Costa Rica does not have recent data on the “brain drain” phenomenon, but research funded by the World Bank in 2009 determined that from 1990-2000, 9 percent of Costa Rica’s population with higher education moved abroad each year.

The figure was lower than the Central American average, which at the time was 13 percent. “But it is logical to think that figure has increased, considering factors such as economic globalization and increased interest by local students to pursue post-graduate degrees abroad,” Muñoz said.

Another factor of Tico brain drain is the increased presence of foreign companies in Costa Rica, which eventually send local employees abroad for training. Many employees also are relocated to other countries.

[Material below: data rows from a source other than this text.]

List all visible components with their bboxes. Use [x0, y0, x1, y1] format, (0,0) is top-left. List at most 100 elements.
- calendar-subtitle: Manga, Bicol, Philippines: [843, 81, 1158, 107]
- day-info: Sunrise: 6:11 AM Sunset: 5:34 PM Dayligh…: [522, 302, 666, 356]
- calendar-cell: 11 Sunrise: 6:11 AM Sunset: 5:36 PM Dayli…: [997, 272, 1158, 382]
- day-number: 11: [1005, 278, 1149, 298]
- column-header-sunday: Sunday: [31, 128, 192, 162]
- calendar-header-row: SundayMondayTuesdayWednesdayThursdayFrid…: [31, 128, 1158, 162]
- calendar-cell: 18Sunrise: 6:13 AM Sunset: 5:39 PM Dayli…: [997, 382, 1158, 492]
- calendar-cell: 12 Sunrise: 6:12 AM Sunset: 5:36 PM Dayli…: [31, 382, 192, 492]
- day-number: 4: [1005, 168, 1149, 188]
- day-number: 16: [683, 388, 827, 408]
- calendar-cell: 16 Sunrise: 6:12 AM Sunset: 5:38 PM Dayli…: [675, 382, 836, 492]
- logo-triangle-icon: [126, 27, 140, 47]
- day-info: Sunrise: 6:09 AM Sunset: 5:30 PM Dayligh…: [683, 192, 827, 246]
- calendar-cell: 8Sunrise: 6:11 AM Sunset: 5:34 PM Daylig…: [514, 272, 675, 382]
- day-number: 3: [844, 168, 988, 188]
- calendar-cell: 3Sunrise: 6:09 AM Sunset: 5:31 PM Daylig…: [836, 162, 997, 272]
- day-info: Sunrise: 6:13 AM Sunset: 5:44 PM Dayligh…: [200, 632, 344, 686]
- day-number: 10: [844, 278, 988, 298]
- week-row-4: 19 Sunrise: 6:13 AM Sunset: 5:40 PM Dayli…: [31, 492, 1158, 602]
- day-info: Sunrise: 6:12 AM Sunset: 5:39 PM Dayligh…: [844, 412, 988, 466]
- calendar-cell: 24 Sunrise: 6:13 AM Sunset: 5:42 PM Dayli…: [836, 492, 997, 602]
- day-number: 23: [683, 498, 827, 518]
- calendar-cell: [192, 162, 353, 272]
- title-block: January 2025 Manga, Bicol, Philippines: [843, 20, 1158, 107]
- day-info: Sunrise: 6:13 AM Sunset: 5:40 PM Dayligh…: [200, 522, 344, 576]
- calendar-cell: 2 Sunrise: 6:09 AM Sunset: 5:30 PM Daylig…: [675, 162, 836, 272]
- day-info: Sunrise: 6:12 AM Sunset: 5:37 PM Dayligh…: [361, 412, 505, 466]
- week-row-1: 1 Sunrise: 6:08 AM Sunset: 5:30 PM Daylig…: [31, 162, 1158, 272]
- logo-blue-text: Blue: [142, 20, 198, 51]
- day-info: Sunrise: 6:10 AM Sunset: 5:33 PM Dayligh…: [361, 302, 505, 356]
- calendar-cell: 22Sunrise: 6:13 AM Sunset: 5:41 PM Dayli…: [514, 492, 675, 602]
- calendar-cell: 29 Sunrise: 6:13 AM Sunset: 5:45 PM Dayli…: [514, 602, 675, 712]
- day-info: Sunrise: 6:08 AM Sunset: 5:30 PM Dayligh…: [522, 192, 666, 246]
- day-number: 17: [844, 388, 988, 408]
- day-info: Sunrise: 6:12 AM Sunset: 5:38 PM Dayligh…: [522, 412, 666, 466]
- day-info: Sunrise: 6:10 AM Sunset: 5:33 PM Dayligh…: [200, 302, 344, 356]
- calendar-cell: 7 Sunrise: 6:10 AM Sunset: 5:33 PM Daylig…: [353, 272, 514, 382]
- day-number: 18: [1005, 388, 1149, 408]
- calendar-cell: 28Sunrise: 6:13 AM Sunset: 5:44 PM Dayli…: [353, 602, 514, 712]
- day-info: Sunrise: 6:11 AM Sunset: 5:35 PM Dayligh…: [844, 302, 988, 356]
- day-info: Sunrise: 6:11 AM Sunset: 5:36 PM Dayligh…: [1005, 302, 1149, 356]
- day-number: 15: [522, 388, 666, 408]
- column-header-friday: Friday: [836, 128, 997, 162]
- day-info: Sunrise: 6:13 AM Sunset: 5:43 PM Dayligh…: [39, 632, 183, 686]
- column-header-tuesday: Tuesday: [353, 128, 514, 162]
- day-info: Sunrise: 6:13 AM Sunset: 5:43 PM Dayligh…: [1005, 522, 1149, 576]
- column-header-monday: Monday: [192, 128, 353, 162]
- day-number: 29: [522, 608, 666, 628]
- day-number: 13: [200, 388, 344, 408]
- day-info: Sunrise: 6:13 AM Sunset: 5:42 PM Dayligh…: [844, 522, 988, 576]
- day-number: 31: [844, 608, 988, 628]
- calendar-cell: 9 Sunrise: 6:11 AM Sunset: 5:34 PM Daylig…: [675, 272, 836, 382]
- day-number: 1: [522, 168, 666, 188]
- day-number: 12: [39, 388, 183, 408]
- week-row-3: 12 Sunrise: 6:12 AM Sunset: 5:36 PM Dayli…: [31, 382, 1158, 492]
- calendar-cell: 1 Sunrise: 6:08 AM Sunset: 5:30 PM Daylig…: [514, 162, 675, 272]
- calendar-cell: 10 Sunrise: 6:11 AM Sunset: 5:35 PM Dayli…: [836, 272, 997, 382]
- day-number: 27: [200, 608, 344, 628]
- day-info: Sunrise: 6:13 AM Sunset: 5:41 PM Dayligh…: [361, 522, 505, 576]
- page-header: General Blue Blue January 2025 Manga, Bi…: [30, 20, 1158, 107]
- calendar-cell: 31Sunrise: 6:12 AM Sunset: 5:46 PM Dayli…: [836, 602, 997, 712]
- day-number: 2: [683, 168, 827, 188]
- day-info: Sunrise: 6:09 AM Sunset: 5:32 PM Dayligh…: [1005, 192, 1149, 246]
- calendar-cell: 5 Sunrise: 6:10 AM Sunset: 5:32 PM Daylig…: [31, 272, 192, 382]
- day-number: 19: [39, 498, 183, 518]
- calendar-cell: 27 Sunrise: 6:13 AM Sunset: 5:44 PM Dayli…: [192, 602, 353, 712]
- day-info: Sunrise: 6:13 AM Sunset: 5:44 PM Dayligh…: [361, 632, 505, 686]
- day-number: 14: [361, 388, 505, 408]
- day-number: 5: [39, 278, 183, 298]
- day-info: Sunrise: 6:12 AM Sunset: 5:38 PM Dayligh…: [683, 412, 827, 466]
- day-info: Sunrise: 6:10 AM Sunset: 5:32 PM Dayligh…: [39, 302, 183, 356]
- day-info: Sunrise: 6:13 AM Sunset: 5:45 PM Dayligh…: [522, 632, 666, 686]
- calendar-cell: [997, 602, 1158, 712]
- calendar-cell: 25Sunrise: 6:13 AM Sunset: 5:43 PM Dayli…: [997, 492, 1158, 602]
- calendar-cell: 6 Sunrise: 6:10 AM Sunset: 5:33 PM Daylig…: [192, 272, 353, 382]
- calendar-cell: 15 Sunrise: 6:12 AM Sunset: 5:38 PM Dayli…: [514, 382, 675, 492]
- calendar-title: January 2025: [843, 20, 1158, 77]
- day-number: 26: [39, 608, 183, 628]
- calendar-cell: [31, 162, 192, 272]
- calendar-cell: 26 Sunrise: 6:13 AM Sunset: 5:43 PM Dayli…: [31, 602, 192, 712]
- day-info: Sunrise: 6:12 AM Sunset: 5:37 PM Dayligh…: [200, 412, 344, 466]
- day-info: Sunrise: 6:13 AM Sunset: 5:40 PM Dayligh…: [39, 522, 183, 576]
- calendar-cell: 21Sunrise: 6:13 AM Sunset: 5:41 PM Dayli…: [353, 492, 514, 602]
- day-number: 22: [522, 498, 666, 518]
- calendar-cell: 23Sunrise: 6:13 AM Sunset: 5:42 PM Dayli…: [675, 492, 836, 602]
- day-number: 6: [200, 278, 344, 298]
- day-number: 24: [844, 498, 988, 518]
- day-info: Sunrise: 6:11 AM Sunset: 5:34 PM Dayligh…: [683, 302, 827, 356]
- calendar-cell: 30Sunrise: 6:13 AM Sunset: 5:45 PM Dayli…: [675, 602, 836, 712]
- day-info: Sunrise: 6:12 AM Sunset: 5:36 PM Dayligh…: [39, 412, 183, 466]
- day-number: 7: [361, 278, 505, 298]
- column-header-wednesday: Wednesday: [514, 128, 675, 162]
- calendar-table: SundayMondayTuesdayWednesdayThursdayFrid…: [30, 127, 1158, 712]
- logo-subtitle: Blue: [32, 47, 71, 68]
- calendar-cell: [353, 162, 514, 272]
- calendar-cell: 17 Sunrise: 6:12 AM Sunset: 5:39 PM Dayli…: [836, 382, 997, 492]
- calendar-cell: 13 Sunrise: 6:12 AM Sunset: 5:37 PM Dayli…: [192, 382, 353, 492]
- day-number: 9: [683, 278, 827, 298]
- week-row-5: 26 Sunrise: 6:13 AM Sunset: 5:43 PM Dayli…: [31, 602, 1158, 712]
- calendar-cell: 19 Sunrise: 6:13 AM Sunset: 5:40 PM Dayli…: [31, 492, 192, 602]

An easing of immigration policies in some countries also has boosted the trend.  The United States, Germany and the U.K. are among countries that recently reformed immigration laws to facilitate the arrival of highly qualified professionals from other countries, Muñoz said.

Prior to the survey, Muñoz researched local agencies and organizations in an attempt to locate records of work being done abroad by Costa Rican professionals, but he didn’t found a single document or statistic.

He decided to conduct the survey of members of Red Ticotal, an organization of Tico scientists and other professionals living in 20 countries. More than half – 54 percent – live in the U.S., followed by 9 percent in Germany, 5 percent in Canada and 5 percent in Spain.

While some may be alarmed at the study, when compared to other countries, Costa Rica’s brain drain seems miniscule.

A report by the United Nations Department of Economic and Social Affairs (OECD) in October 2013 indicates that countries facing the biggest human capital flight usually show rates of 70 percent or more. Ethiopia is experiencing the worst brain drain in the world, with the country losing some 75 percent of its skilled professionals in the past decade. Nigeria, Kenya, South Africa, Iran, China, Mexico, Jamaica, Malaysia and the U.K. follow as the top brain-drain countries, each falling above 70 percent, the OECD report states.